Stop the Dept of Ed’s Destructive Push to Dismantle Public Service Careers
Text SIGN PNWJFG to 50409 — I am urging you to stop the Department of Education’s attempt to quietly redefine “professional degrees” in a way that strips nursing, education, social work, audiology, public health, and other essential fields of their longstanding professional status. This change will limit students’ access to federal loan programs and choke off the talent pipeline for critically important jobs.
But it is also clear this is part of a larger effort to break apart the Department and shift its financial responsibilities to private contractors and politically connected firms. That is the opposite of fiscal responsibility. It opens the door to waste, abuse, and sweetheart deals — exactly the kind of Washington insider behavior voters across the political spectrum rejected.
Multiple reports confirm that the Department is already pushing major programs into agencies with no education mission. At the same time, they’re attempting to downgrade entire fields that overwhelmingly serve our communities: nurses, teachers, speech-language pathologists, social workers, and public-health professionals. These fields rely on advanced degrees and specialized training. Calling these degrees “non-professional” doesn’t make sense unless the goal is to make sure fewer students qualify for federal support — which in turn shrinks the public workforce and weakens the Department’s internal capacity.

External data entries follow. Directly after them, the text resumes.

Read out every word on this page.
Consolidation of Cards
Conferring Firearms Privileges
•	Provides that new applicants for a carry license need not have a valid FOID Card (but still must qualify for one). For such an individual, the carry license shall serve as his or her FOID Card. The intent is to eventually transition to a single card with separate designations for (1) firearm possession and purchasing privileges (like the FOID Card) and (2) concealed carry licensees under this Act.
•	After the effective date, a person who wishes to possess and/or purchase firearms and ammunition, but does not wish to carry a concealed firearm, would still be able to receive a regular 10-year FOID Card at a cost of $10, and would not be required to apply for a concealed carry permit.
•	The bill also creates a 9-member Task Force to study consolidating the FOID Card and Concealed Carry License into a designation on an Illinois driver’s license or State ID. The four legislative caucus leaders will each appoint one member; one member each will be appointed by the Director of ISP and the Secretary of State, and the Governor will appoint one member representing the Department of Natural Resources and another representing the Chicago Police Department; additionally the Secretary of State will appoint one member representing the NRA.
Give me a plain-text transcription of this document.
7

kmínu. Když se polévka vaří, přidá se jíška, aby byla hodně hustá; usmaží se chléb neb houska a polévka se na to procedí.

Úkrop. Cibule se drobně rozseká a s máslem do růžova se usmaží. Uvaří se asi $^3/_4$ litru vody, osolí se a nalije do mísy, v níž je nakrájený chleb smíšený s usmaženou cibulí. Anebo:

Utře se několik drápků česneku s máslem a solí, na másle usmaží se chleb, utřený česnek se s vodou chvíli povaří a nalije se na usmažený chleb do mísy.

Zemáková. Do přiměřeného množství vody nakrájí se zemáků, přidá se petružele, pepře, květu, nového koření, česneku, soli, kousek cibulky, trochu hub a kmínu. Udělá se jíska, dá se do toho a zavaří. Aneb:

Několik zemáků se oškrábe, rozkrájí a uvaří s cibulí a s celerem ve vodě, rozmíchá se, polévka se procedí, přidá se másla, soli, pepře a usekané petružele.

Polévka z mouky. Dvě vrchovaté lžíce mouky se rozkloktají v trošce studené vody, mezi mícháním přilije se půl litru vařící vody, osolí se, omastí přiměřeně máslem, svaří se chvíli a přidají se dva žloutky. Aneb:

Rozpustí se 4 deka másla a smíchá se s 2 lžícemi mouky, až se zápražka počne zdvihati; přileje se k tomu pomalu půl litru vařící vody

When federal expertise dries up, the next step is predictable: contract the work out. And in recent years we’ve seen how “reorganizations” in multiple agencies have led to expensive no-bid or limited-bid contracts, often handed to firms with close political ties. It creates a system where taxpayers pay more and get less, while insiders profit.
This reclassification also hits the workforce that American families depend on:
• Nursing: We face a nationwide shortage that affects hospitals, clinics, and veterans’ care.
• Teaching: Schools everywhere struggle to hire qualified educators, especially in special education and STEM.
• Public health and social work: These fields support seniors, veterans, children, and families in crisis.
Reducing the ability of students to train for these jobs is not conservative, it’s not constitutional, and it’s not smart policy. It weakens national preparedness, undermines local communities, and forces states to shoulder even greater burdens.
I’m asking Congress to:
1. Nullify the Department’s redefinition of “professional degrees” and restore long-standing standards recognized by accreditation and licensing bodies.
2. Ensure that federal student-aid programs cannot be privatized or outsourced without clear congressional approval.
3. Stop any attempt to dismantle the Department of Education through piecemeal actions that force essential functions into private hands.
4. Protect taxpayers by preventing back-room contracting, no-bid deals, and giveaways to political insiders.
This issue should unite all sides: we need transparency, accountability, and a stable workforce in the fields that keep our communities strong. Congress must make sure no agency can hollow itself out and hand its responsibilities to private interests without oversight.
Thank you for your attention to this matter.